Die Flugbahnstory 4: Der Prototyp

Sechs Monste später: Es war ein herrlicher Morgen. Die hohen Berge Cavembourgs standen in golden-herbstlichen Farben der Buchen- und Eichenwälder, darüber erstrahlte ein tiefblaues Firmament. Auf dem Betriebsgelände war bereits emsiges Treiben: Lokomotiven standen bereit, man hörte metallisches Hämmern und das Fauchen des Dampfes. Es roch nach Öl. Kohlenrauch kratzte in seiner Nase, als Kruckenberg den Lokschuppen betrat und die Arbeit der letzten Monate betrachtete. „Gesundheit!“, rief es hinter ihm, als er genossen hatte, „und einen schönen, guten Morgen!“ Stedefeld trat zu ihm. „Na, dann wollen wir mal das Kindchen schaukeln!“ Der Prototyp war fertig geworden. In nur 5 Monaten hatten sie einen Hänge-Schnellbahnwagen gebaut, der heute der Weltöffentlichkeit präsentiert werden sollte. Zahlreiche Fotografen und Zeitungsleute waren angereist. Manche weilten schon seit Tagen in der Stadt. Die beiden Ingenieure hatten ihnen Interviews gegeben und ihre Pläne erläutert. Den Wagen aber hatte noch keiner zu sehen bekommen. Das hob man sich bis zum Schluss auf.
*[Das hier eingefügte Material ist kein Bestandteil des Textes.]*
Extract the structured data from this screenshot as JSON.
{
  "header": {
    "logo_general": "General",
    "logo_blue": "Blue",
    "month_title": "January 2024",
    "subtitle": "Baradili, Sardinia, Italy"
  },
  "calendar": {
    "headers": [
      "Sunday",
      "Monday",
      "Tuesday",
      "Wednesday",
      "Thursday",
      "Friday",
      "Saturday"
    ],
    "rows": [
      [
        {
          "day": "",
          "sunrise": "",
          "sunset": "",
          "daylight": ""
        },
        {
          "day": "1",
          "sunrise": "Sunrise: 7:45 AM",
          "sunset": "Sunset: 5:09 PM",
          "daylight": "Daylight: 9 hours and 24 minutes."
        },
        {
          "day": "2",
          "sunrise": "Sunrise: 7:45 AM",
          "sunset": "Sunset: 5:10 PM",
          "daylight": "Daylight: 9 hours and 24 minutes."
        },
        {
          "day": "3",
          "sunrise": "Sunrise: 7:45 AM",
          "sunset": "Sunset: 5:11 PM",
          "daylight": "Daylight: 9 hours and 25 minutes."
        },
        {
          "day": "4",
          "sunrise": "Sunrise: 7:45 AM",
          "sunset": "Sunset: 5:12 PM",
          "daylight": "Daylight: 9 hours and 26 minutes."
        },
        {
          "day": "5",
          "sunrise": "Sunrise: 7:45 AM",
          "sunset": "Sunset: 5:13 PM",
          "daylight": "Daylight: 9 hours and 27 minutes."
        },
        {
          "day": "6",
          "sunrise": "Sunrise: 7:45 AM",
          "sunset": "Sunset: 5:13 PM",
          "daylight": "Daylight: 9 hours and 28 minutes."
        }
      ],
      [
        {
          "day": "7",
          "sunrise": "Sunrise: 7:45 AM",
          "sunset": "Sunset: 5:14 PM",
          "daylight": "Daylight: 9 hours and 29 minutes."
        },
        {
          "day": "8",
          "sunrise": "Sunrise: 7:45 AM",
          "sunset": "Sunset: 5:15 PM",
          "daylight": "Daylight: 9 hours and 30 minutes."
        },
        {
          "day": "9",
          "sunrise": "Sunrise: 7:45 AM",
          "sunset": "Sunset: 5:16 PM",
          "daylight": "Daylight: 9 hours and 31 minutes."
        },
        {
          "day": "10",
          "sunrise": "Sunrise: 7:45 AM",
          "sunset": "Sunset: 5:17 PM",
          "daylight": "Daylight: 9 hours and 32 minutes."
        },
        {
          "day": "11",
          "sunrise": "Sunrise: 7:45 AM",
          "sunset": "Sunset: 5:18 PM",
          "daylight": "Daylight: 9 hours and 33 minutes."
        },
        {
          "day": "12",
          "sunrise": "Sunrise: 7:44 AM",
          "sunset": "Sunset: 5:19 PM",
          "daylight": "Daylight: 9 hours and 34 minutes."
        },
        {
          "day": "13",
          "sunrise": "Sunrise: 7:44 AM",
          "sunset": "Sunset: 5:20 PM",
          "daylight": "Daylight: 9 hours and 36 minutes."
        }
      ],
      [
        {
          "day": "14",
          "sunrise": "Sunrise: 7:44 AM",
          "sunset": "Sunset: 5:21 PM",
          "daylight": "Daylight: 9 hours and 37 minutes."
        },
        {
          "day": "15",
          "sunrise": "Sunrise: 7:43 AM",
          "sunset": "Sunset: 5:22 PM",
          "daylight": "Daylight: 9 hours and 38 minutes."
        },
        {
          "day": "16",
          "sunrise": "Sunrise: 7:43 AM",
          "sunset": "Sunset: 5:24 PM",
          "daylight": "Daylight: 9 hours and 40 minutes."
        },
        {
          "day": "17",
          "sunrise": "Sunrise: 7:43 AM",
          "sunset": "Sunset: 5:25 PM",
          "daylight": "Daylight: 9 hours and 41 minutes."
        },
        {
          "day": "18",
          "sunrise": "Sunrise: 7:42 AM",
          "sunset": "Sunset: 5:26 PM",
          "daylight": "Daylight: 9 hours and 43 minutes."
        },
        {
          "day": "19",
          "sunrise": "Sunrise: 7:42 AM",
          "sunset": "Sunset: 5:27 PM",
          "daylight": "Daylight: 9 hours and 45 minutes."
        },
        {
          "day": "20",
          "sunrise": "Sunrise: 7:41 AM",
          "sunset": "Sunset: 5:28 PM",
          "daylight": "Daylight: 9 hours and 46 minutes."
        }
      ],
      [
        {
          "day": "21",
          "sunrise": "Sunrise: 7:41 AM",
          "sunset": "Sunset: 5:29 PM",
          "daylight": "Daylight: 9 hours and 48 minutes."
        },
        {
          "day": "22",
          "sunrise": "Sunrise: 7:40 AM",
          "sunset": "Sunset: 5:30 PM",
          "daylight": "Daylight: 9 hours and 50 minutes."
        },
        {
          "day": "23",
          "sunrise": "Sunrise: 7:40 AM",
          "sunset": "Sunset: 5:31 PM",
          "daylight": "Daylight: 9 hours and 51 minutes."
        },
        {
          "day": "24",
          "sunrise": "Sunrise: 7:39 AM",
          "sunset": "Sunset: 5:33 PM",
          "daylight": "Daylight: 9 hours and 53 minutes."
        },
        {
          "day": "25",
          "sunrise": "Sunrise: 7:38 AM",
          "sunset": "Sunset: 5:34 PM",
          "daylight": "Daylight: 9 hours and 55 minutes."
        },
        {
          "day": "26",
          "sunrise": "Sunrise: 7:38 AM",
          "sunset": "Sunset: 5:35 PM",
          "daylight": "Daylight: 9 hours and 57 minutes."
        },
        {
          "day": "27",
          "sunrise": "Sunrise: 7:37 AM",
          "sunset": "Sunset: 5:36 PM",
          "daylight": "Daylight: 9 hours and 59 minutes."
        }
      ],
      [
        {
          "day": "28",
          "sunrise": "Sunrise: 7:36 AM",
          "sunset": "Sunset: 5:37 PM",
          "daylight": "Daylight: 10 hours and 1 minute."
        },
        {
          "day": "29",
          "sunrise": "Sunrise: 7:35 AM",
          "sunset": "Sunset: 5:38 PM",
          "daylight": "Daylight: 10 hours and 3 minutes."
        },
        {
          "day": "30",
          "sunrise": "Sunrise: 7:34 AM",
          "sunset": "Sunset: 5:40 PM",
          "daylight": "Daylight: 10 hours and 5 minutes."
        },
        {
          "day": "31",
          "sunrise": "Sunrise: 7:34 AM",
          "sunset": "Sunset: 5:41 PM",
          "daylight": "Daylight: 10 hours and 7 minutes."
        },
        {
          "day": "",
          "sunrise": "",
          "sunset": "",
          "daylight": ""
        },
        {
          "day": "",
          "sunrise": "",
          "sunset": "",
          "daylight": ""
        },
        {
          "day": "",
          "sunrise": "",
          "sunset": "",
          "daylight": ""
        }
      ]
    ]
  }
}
Dressler, unter dessen Organisation und Logistik dieses Meisterstück in so kurzer Zeit vollbracht werden konnte, wies gerade einen Lokführer an, den Hängewagen hinaus zu rangieren. Auf zwei Hilfsdrehgestellen zog man ihn auf die Drehscheibe vor den Lokschuppen. Im hellen Morgenlicht glänzte seine weiße Oberfläche. Die beiden Ingenieure betraten damit neues Land in der Fahrzeugtechnik. Die konsequente Leichtbauweise, die innovative, hydraulische Hängevorrichtung und die Stromlinie der Außenhülle hatte ihnen zahlreiche Patente eingebracht. Doch beiden war klar: Der gößte und schwierigste Schritt stand ihnen noch bevor. Ohne den Bau einer Einschienenbahn, blieb der Prototyp nur eine Studie.
Die Zeitungsleute und Fotografen hatten nun reichlich Gelegenheit, den Wagen zu inspizieren.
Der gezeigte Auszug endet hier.